The results of last week’s primary election have been verified and confirmed by the county canvassing board, according to County Clerk Melissa Jones. No recounts were necessary and no issues emerged during the process.

“We had no automatic recounts and we had no provisional ballots that we had to go through,” says Jones. “Everything went smoothly for us.”

It wasn’t that the primary didn’t have some very close races – the two candidates for Pine Haven’s mayor, for example, received exactly the same number of votes at 113 each.

However, for nonpartisan seats, two names will move forward to the general election, so there was no need to determine a winner between the two. For partisan seats, none were close enough to trigger an automatic recount.

“There were a couple precinct people that were close – one of them had 25 and one had 27 – but the difference between the two of them has to be less than 1% of the total votes for the winner,” Jones says.

In Jones’ example, 1% of 27 is 0.28 votes, but the difference was two votes. Another example, she says, was the race for county commissioner, in which there was a difference of 49 votes between two candidates; however, 1% of the winner’s votes was around 13.09.

“So that still wasn’t an automatic recount,” she says. “We figured a few of them, and none of them needed an automatic recount.”

All in all, it was a relatively easy morning for the canvassing board.

“We did our post-election audit and everything went great with that, so the canvas board didn’t have anything that they had to change,” Jones says.

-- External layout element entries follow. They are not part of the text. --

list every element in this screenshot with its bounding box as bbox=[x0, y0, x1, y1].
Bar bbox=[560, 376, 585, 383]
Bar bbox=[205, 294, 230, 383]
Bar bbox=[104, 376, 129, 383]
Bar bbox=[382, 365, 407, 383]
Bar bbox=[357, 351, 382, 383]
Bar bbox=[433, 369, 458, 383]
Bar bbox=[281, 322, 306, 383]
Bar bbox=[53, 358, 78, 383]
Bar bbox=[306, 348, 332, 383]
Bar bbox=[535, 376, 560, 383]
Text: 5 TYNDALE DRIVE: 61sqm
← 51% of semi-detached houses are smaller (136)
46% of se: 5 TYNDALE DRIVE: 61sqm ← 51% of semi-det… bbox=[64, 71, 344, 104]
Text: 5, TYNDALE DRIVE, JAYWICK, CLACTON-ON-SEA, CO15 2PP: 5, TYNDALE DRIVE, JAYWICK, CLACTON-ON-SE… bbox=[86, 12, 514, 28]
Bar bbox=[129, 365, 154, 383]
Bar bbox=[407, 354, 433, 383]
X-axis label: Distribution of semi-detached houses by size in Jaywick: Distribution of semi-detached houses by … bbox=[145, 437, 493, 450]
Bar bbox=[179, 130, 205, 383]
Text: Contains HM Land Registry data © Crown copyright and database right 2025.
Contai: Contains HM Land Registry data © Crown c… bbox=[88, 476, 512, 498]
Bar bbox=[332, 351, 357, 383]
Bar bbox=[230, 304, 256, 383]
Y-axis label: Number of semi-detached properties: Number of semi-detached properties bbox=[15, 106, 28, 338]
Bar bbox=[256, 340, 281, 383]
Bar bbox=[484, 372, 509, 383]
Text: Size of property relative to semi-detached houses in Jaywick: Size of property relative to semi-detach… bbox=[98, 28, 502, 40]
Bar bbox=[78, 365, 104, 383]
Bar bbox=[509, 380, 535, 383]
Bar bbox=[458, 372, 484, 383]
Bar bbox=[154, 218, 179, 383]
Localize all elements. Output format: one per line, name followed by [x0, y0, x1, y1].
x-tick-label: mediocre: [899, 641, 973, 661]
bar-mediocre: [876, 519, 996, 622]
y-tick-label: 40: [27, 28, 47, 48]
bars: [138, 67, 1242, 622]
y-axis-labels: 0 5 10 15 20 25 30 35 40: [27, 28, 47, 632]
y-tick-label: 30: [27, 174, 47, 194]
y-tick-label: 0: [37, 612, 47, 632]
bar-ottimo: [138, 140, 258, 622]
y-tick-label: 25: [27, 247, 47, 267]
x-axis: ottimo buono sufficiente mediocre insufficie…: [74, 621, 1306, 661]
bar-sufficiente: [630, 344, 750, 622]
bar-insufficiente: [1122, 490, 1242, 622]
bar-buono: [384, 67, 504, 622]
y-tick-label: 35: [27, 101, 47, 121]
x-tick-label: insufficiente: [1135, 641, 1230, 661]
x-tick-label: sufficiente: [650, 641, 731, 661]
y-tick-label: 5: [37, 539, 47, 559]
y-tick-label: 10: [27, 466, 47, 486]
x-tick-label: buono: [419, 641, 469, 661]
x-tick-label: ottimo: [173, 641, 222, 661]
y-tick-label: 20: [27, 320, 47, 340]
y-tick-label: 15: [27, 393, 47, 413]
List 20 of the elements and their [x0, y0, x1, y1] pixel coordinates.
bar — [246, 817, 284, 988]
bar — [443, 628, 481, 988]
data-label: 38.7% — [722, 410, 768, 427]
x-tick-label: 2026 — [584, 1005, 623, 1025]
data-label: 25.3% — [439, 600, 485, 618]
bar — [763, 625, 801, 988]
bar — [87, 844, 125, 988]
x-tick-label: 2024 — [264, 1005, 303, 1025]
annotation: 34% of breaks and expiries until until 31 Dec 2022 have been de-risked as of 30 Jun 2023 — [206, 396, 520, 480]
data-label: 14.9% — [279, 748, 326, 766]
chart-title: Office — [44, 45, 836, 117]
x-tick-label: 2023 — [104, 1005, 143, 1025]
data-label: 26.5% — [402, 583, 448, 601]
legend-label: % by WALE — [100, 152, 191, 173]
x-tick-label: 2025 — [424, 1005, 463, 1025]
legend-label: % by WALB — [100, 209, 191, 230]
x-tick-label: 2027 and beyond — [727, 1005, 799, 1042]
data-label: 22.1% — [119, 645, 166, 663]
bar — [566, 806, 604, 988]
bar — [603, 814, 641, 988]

Write-ins were received for several municipal seats in Moorcroft and Pine Haven for which fewer candidates ran during the primary than can appear on the general election ballot.

These potential candidates have been notified of their eligibility and will need to accept the nomination in order to appear on the ballot during the general election.

“The write-ins have the opportunity, if they want, to go to city hall and pay the fee and be on the ballot,” says Jones. “They get five days from the date that they receive the certified letter.”

However, while there would also have been room on the ballot for Sundance council to include one write-in candidate, no eligible names emerged from the primary.

“In order for a write-in to have eligibility, they have to receive at least three votes at the primary, and we didn’t have any write-ins that received at least three,” she says.

“There were only four write-ins and there wasn’t one person who got three votes. Sundance’s ballot won’t change.”

The number of write-ins a candidate needs are different at each level; for state, federal and county, for example, 25 write-in votes are needed. For, precinct-people only one write-in vote is needed.

Several were received during the primary, and will be handed over to the local parties to appoint.

“I give the party chairs a list of the write-ins,” she says. “The party chairs then do that through their process.”

Moving on to the general election, voters will have the opportunity to consider who they would like to serve on the various boards and special districts around the county, including medical services and school. Those interested in running for a seat on one of these boards should be aware that the filing deadline is Monday, August 29 at 5 p.m.